Workers remove a poster banner for "The Interview" from a...

Workers remove a poster banner for "The Interview" from a billboard in Hollywood on Dec. 18, 2014, a day after Sony announced it was canceling the movie's Christmas release due to a terrorist threat. Credit: AFP-Getty Images / Michael Thurston

The dust-up between Sony Pictures and North Korea gets more bizarre and complicated by the day, opening once unimagined scenarios of a foreign government resorting to information-hacking to retaliate against perceived offenses by a private business.

A movie studio cancels its film release to avoid more embarrassing leaks of its information, and a Japanese-owned corporation with a large American presence gets thrust into a foreign policy role. The studio's decision gets criticized by the U.S.president, who says he should have been consulted. Our government may have retaliated by cutting off North Korea's Internet access Monday night. And now Sony Pictures has asked theaters to rebook "The Interview," with 200 to 300 reportedly planning to screen it Christmas Day.

So what have we learned? It would be deplorable if North Korea's Supreme Leader Kim Jong Un did, in fact, cyber-hack Sony Pictures in retaliation for a fictitious film about a U.S. assassination plot against him. It would also establish embarrassment-causing cyber sabotage as an alternative to bullets and drones to settle disputes. As a nation that draws strength from its freedoms, we can't tailor cultural offerings to what is least likely to give offense so it's not surprising the dominant public reaction seems to be that we shouldn't capitulate to blackmail or threats. But if all we take away from this is to retaliate in kind, think as deviously, be as defiant or just learn better cybersecurity, we're missing a key point.

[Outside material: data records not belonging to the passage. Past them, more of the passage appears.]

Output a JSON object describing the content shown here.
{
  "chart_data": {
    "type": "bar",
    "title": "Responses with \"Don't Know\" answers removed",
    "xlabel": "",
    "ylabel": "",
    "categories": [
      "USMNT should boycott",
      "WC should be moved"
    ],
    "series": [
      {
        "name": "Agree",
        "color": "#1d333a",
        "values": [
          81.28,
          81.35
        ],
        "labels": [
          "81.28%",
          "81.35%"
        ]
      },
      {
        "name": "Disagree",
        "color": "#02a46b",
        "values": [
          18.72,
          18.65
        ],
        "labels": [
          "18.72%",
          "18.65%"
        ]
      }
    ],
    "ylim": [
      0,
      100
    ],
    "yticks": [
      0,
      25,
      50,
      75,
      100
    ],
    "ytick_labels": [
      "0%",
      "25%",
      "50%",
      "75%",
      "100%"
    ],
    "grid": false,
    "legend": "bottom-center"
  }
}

Just because you can do something doesn't mean you should.

Kim Jong Un is a thin-skinned despot determined to show he won't be mocked or humiliated. His government doesn't just block its people's access to information and deny their freedom of thought, speech, religion and association. It also detains, tortures and "disappears" dissidents, according to the U.N. Human Rights Council. (There are an estimated 80,000 to 120,000 political prisoners.) It creates starvation by taking food away from those in need and uses it to reward other groups. It uses propaganda to "incite nationalistic hatred towards official enemies of the state," including Japan and the U.S. And North Korea has nuclear and possibly chemical and biological weapons capabilities.

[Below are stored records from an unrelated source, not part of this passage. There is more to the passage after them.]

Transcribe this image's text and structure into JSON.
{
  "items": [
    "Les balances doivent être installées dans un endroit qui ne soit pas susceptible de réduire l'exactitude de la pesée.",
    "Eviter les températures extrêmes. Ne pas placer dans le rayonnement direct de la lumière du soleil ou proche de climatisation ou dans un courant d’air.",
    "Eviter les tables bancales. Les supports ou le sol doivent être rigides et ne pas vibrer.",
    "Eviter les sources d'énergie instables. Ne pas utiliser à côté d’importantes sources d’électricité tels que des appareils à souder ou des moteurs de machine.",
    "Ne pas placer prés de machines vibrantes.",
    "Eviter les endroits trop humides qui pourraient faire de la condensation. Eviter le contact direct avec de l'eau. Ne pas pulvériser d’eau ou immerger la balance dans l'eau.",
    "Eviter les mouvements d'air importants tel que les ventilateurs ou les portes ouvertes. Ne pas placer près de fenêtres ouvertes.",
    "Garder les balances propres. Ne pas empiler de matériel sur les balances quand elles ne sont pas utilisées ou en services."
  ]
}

Given these facts, was a comedic movie that depicts Jong Un's head being blown off in a fiery explosion well-advised in the first place? Have you heard it said that people who play with fire should expect to get burned? Did Sony Pictures even think through the consequences of making such a movie? Did Kim Jong Un just fit the right profile of a bad guy when producers sat down to brainstorm a plot - or did they imagine this would unite North Korea's citizens in an uprising against him? The truth is, for all the brilliant films that come out of it, Hollywood can also be childish and myopic. Some movie fare is so sophomoric, gratuitously violent, misogynistic or scatological that it feels as if the filmmakers are flexing their collective muscle just to say, "You can't stop us!" But we're living in times that demand more thoughtfulness about the messages we convey, whether across the globe or at home, especially with imagery this visceral. Making "The Interview" isn't much different than burning a Koran and streaming it live, as a Florida church did in 2011. That resulted in mass protests around the Muslim world that the Pentagon said killed more than 16 and injured more than 90. Yet Pastor Terry Jones was all set to do it again the following year.

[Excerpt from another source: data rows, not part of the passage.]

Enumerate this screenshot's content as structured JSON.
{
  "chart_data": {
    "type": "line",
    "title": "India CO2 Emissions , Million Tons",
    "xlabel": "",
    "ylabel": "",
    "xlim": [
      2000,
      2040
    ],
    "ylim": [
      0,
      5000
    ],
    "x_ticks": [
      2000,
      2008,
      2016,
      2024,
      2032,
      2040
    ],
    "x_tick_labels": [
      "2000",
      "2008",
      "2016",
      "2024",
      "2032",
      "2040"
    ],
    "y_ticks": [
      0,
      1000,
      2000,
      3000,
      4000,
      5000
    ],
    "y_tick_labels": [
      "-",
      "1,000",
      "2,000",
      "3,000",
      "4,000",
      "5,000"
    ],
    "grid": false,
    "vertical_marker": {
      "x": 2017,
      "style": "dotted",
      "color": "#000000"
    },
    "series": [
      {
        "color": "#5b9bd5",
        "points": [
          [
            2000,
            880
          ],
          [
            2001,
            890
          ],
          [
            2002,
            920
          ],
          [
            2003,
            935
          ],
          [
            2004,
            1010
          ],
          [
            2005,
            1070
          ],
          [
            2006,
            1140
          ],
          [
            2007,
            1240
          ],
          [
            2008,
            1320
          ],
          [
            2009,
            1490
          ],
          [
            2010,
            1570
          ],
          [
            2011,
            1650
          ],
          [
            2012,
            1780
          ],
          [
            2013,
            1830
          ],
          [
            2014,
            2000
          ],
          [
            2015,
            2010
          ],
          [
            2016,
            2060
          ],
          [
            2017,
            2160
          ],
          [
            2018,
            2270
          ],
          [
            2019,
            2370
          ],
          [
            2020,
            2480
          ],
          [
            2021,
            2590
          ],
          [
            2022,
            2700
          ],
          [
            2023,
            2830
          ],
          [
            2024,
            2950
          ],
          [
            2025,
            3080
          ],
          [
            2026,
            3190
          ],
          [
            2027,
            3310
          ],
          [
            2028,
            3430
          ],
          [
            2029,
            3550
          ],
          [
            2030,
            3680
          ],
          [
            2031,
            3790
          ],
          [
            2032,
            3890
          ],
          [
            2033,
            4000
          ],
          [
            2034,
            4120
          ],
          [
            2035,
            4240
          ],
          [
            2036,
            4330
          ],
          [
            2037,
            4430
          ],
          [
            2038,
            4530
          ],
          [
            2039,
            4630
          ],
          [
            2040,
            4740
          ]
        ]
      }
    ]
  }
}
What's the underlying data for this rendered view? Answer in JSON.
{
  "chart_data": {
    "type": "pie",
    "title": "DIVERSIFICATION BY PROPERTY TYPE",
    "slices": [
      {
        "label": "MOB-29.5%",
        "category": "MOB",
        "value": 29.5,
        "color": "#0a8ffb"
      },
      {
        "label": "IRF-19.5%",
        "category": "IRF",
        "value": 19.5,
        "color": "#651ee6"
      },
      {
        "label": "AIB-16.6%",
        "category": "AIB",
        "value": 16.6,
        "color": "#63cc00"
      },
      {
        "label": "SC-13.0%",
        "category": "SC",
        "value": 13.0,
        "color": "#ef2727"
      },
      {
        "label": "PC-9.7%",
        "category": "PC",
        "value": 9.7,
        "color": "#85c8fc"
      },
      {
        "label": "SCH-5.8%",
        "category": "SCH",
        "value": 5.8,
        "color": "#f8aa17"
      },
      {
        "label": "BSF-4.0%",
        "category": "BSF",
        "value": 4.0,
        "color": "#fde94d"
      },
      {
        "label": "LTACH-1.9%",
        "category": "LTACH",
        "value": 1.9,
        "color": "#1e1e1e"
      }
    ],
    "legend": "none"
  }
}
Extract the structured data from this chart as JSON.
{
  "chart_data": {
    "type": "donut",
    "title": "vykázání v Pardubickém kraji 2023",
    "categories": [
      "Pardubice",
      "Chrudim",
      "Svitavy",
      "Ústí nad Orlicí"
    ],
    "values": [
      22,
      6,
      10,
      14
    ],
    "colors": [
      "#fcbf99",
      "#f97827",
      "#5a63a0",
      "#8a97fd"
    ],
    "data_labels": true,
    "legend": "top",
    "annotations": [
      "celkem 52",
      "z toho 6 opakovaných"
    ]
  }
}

And some American filmmakers have gone out of their ways to mock some Americans, as Bill Maher and Sasha Baron-Cohen did, respectively, in "Religulous" and "Borat." Funny as they are, those movies deceptively got the trust of people who believed they were being engaged in sincere conversations only to poke fun at them for their religious or political views. By the same token, just because burning the U.S. flag has been declared a protected right doesn't mean we should do it just to offend certain people.

In countries where the press isn't free and government controls the message, people might not believe "The Interview" isn't a form of provocation by the richest, most powerful nation in the world. That gets more likely as the lines between our own key players and their interests - government, business, private citizens - get squishier. One would hope North Koreans would see the allure of a freer way of life. But should they ever see "The Interview," it's doubtful that's what they'd perceive. More likely they'd see a bullying America disrespecting their leader and trying to humiliate a small non-Western nation.

Parody and provocation have important roles to play in our culture. But let's be thoughtful about how we use them and what messages we convey. Let's think bigger than adolescent defiance and dollar signs. And let's start teaching everyone diplomacy and civility early in school.

So here's wishing all those of you who celebrate it a joyful, peaceful, safe and civil Christmas.

Rekha Basu is a columnist for the Des Moines Register.